Russia is following a precise logic in its actions. Moscow will recognize the “independence” of the two republics and conclude agreements on political, military, and economic support with them. Furthermore, as Medvedev promised, Russia will give international guarantees to both republics, meaning that it will lobby for their recognition by the United Nations. From a legal point of view, international organizations can ignore pleas from the unrecognized republics themselves, but they cannot ignore appeals from Moscow.
In making those appeals, it seems Russia is not likely to stress the idea of self-determination, which is a potentially explosive argument for Russia itself and other CIS countries. Instead, it will actively push arguments related to charges of Georgian “genocide” and the legally “incorrect” way in which Georgia left the Soviet Union in 1991. In the latter case, Moscow will argue that the peoples of Abkhazia and South Ossetia never wanted to take such a step.
It seems unlikely that any Western countries will acknowledge the two republics anytime in the foreseeable future, just as Russia and most CIS countries will not recognize Kosovo. In addition, Russia’s main Asian partners — Iran, China, and India — will also decline to recognize Abkhazia and South Ossetia, inasmuch as they have their own real and potential ethnic troubles.
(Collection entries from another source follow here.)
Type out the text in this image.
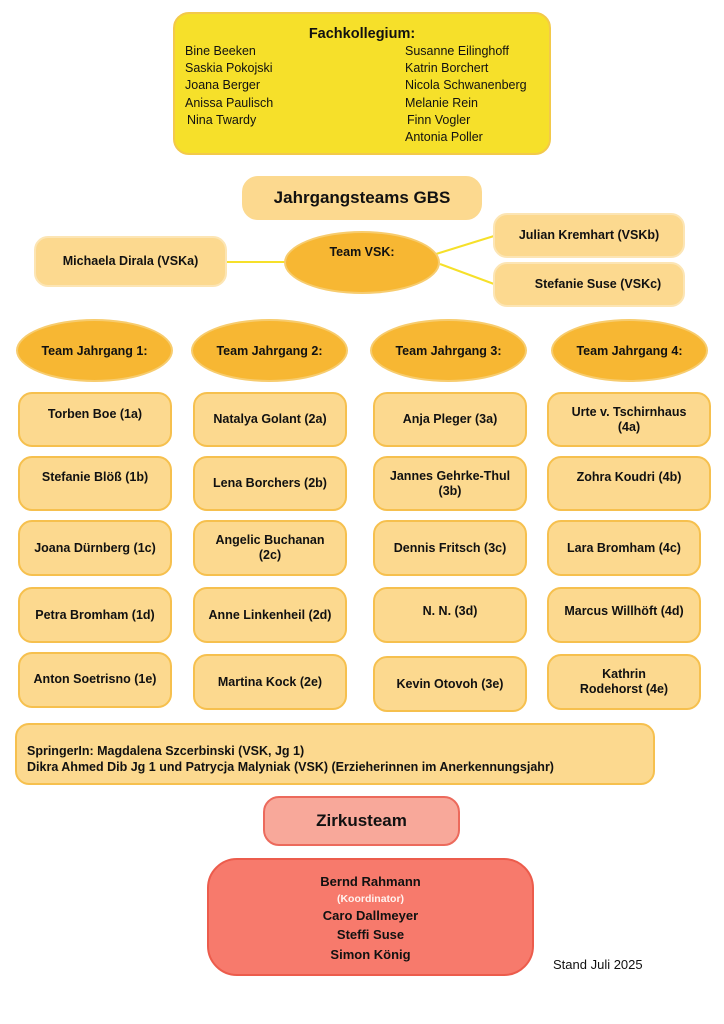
Fachkollegium:
Bine Beeken
Saskia Pokojski
Joana Berger
Anissa Paulisch
Nina Twardy
Susanne Eilinghoff
Katrin Borchert
Nicola Schwanenberg
Melanie Rein
Finn Vogler
Antonia Poller
Jahrgangsteams GBS
Michaela Dirala (VSKa)
Team VSK:
Julian Kremhart (VSKb)
Stefanie Suse (VSKc)
Team Jahrgang 1:	Team Jahrgang 2:	Team Jahrgang 3:	Team Jahrgang 4:
Torben Boe (1a)
Stefanie Blöß (1b)
Joana Dürnberg (1c)
Petra Bromham (1d)
Anton Soetrisno (1e)
Natalya Golant (2a)
Lena Borchers (2b)
Angelic Buchanan
(2c)
Anne Linkenheil (2d)
Martina Kock (2e)
Anja Pleger (3a)
Jannes Gehrke-Thul
(3b)
Dennis Fritsch (3c)
N. N. (3d)
Kevin Otovoh (3e)
Urte v. Tschirnhaus
(4a)
Zohra Koudri (4b)
Lara Bromham (4c)
Marcus Willhöft (4d)
Kathrin
Rodehorst (4e)
SpringerIn: Magdalena Szcerbinski (VSK, Jg 1)
Dikra Ahmed Dib Jg 1 und Patrycja Malyniak (VSK) (Erzieherinnen im Anerkennungsjahr)
Zirkusteam
Bernd Rahmann
(Koordinator)
Caro Dallmeyer
Steffi Suse
Simon König
Stand Juli 2025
But Russia will be satisfied even if the two regions establish a status similar to that of the Republic of Northern Cyprus, which has been recognized only by Ankara for decades.
The strengthening of Russia’s position in the CIS will lead to increased tensions with almost all countries that have significant Russia populations or large numbers of Russian citizens. Primarily, this means Ukraine, Kazakhstan, and Belarus.
As for Georgia’s territorial integrity, it has clearly fallen victim to Moscow’s insistence that Georgia never join NATO. Before the war, Moscow tried to achieve this goal through the frozen conflicts. Now, despite the war, Moscow’s main aim is unchanged.
The presence of Russian forces and the creation of buffer zones on Georgian territory will simply solidify the state of conflict and complicate Tbilisi’s efforts to join NATO. On the one hand, all NATO members have expressed solidarity with Georgia and are ready to offer help. On the other hand, granting NATO membership to a country entangled in a military confrontation with Russia will certainly not be easy. It is possible the United States might conclude a bilateral agreement with Georgia, similar to the one it concluded with Poland as part of the missile-defense accord.
Moscow is also no doubt hoping that, with time, Georgians will become increasingly enraged about the losses of Abkhazia and South Ossetia and will replace Saakashvili with a leadership that is more acceptable to Russia. Moscow might facilitate this scenario by stimulating separatist feelings in Mingrelia and Ajara, which border Abkhazia. These efforts could lead to the disintegration of Georgia or, at least, to that country losing its access to the Black Sea.
In order to counter such a scheme, the West would have to find quick and effective methods of integrating both Georgia and Ukraine into the Euro-Atlantic community.